Inter-Arts offered new academic validation to art forms that were previously considered strictly extra-curricular. Dance at Oberlin in the ’60s was offered through the Physical Education department, and was not valued as a performing art. There were only two dance faculty in the late ’60s, but with massive student efforts, through petitions and meetings with administration, the College hired more faculty members. The Inter-Arts program re-defined dance as curricular, placing performance at the center and emphasizing the artistic process as a way of learning. Dance was a form that all students could learn from, even those who had no previous experience. Jean Weigl, a former member of the Oberlin Dance Collective, which developed out of Inter-Arts, described her entrance into the dance world. “I had no experience whatsoever. I was a studio arts major.” As stated in the Inter-Arts Program Review, the modern dance area was interested in “exploring movement as a communicative and inter-active form.” Oberlin became a hotbed for dance, bringing renowned artists such as Twyla Tharp, the Grand Union, and Meredith Monk for Winter Terms.

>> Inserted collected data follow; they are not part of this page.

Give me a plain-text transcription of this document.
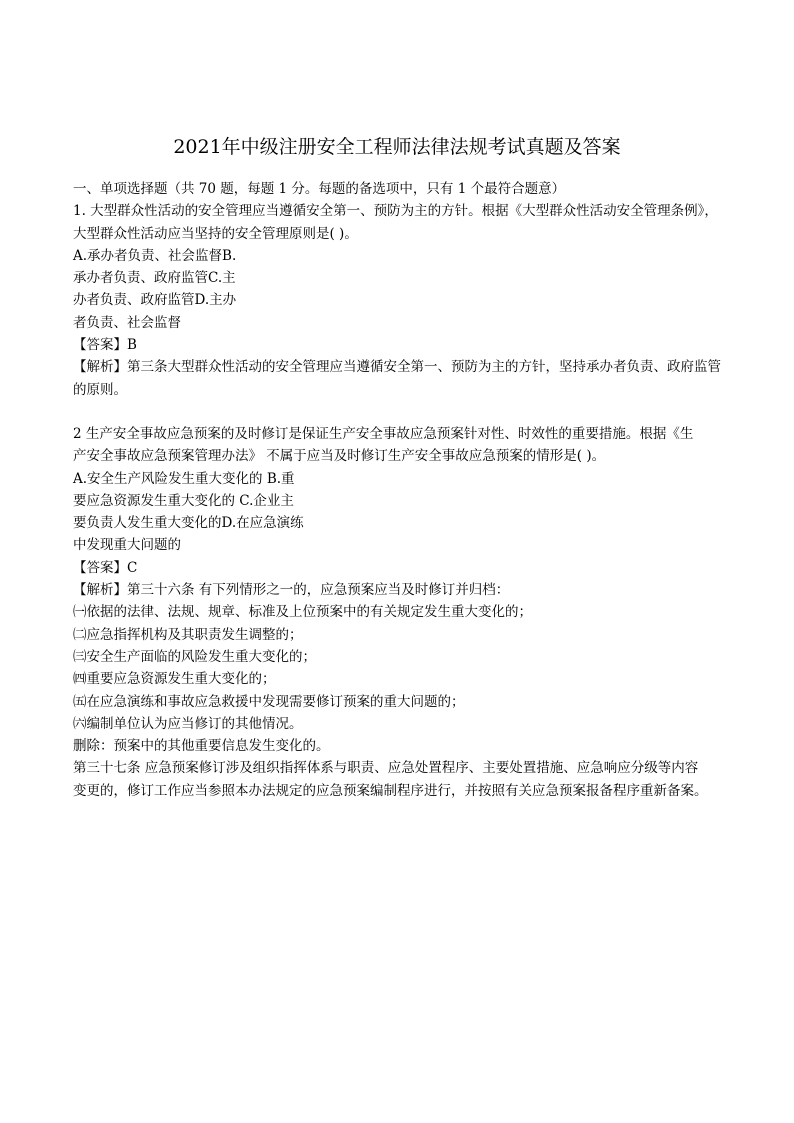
2021年中级注册安全工程师法律法规考试真题及答案

一、单项选择题（共 70 题，每题 1 分。每题的备选项中，只有 1 个最符合题意）

1. 大型群众性活动的安全管理应当遵循安全第一、预防为主的方针。根据《大型群众性活动安全管理条例》，

大型群众性活动应当坚持的安全管理原则是( )。

A.承办者负责、社会监督B.

承办者负责、政府监管C.主

办者负责、政府监管D.主办

者负责、社会监督

【答案】B

【解析】第三条大型群众性活动的安全管理应当遵循安全第一、预防为主的方针，坚持承办者负责、政府监管

的原则。

2 生产安全事故应急预案的及时修订是保证生产安全事故应急预案针对性、时效性的重要措施。根据《生

产安全事故应急预案管理办法》 不属于应当及时修订生产安全事故应急预案的情形是( )。

A.安全生产风险发生重大变化的 B.重

要应急资源发生重大变化的 C.企业主

要负责人发生重大变化的D.在应急演练

中发现重大问题的

【答案】C

【解析】第三十六条 有下列情形之一的，应急预案应当及时修订并归档：

㈠依据的法律、法规、规章、标准及上位预案中的有关规定发生重大变化的；

㈡应急指挥机构及其职责发生调整的；

㈢安全生产面临的风险发生重大变化的；

㈣重要应急资源发生重大变化的；

㈤在应急演练和事故应急救援中发现需要修订预案的重大问题的；

㈥编制单位认为应当修订的其他情况。

删除：预案中的其他重要信息发生变化的。

第三十七条 应急预案修订涉及组织指挥体系与职责、应急处置程序、主要处置措施、应急响应分级等内容

变更的，修订工作应当参照本办法规定的应急预案编制程序进行，并按照有关应急预案报备程序重新备案。
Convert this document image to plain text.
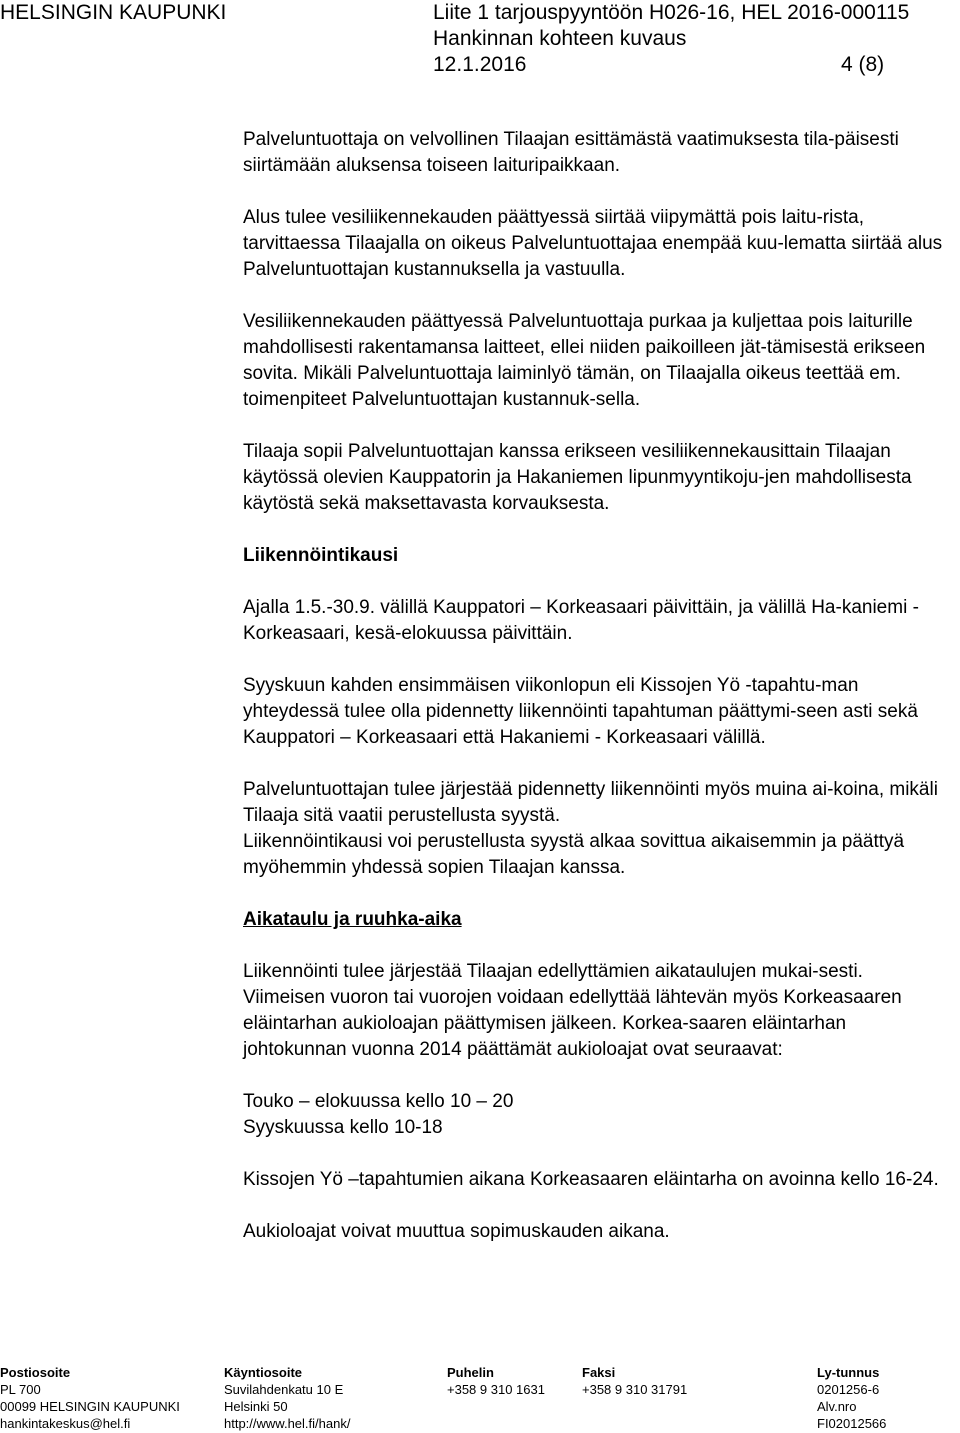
HELSINGIN KAUPUNKI	Liite 1 tarjouspyyntöön H026-16, HEL 2016-000115
Hankinnan kohteen kuvaus
12.1.2016	4 (8)

Palveluntuottaja on velvollinen Tilaajan esittämästä vaatimuksesta tila-päisesti siirtämään aluksensa toiseen laituripaikkaan.

Alus tulee vesiliikennekauden päättyessä siirtää viipymättä pois laitu-rista, tarvittaessa Tilaajalla on oikeus Palveluntuottajaa enempää kuu-lematta siirtää alus Palveluntuottajan kustannuksella ja vastuulla.

Vesiliikennekauden päättyessä Palveluntuottaja purkaa ja kuljettaa pois laiturille mahdollisesti rakentamansa laitteet, ellei niiden paikoilleen jät-tämisestä erikseen sovita. Mikäli Palveluntuottaja laiminlyö tämän, on Tilaajalla oikeus teettää em. toimenpiteet Palveluntuottajan kustannuk-sella.

Tilaaja sopii Palveluntuottajan kanssa erikseen vesiliikennekausittain Tilaajan käytössä olevien Kauppatorin ja Hakaniemen lipunmyyntikoju-jen mahdollisesta käytöstä sekä maksettavasta korvauksesta.

Liikennöintikausi

Ajalla 1.5.-30.9. välillä Kauppatori – Korkeasaari päivittäin, ja välillä Ha-kaniemi - Korkeasaari, kesä-elokuussa päivittäin.

Syyskuun kahden ensimmäisen viikonlopun eli Kissojen Yö -tapahtu-man yhteydessä tulee olla pidennetty liikennöinti tapahtuman päättymi-seen asti sekä Kauppatori – Korkeasaari että Hakaniemi - Korkeasaari välillä.

Palveluntuottajan tulee järjestää pidennetty liikennöinti myös muina ai-koina, mikäli Tilaaja sitä vaatii perustellusta syystä.

Liikennöintikausi voi perustellusta syystä alkaa sovittua aikaisemmin ja päättyä myöhemmin yhdessä sopien Tilaajan kanssa.

Aikataulu ja ruuhka-aika

Liikennöinti tulee järjestää Tilaajan edellyttämien aikataulujen mukai-sesti. Viimeisen vuoron tai vuorojen voidaan edellyttää lähtevän myös Korkeasaaren eläintarhan aukioloajan päättymisen jälkeen. Korkea-saaren eläintarhan johtokunnan vuonna 2014 päättämät aukioloajat ovat seuraavat:

Touko – elokuussa kello 10 – 20

Syyskuussa kello 10-18

Kissojen Yö –tapahtumien aikana Korkeasaaren eläintarha on avoinna kello 16-24.

Aukioloajat voivat muuttua sopimuskauden aikana.

Postiosoite
PL 700
00099 HELSINGIN KAUPUNKI
hankintakeskus@hel.fi
Käyntiosoite
Suvilahdenkatu 10 E
Helsinki 50
http://www.hel.fi/hank/
Puhelin
+358 9 310 1631
Faksi
+358 9 310 31791
Ly-tunnus
0201256-6
Alv.nro
FI02012566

Brenda Way gave an example of the opportunities the Inter-Arts Program offered to collaborate across disciplines as an academic project when she described her collaboration with Professor of Composition, Randy Coleman. Using the “methodologies of other art forms” allowed her to explore the form she was most familiar with, choreography, from a new perspective. She used a series of musical scores Coleman had created and transposed them to dance. If the score said improvise ten seconds of trill, she asked her dancers to improvise ten seconds of fast hand movement. Similar to the social movements of the time that challenged people to look outside of their own experience, Way found inspiration outside of her form. ODC Artistic Director Kimi Okada described dancing with Way as an inspirational experience. “There is no limit to what you can do; anything is possible,” she said.
Although Inter-Arts was successful in bringing visibility to the arts at Oberlin, the appointment and leadership of Herbert Blau as director was controversial. The program faced critiques of isolationism and elitism for his practice of handpicking performers for productions. Furthermore, he received the third highest salary at Oberlin, solidifying his position that threatened the collective spirit that Inter-Arts promoted. This tension between singular leadership and the Program’s collective basis reflected the challenges of working truly collaboratively within an academic institution. Exploring the history of Inter-Arts challenges students today to continue unhinging the dichotomies of “high art” and “low art” and to continue reexamining the definition of art.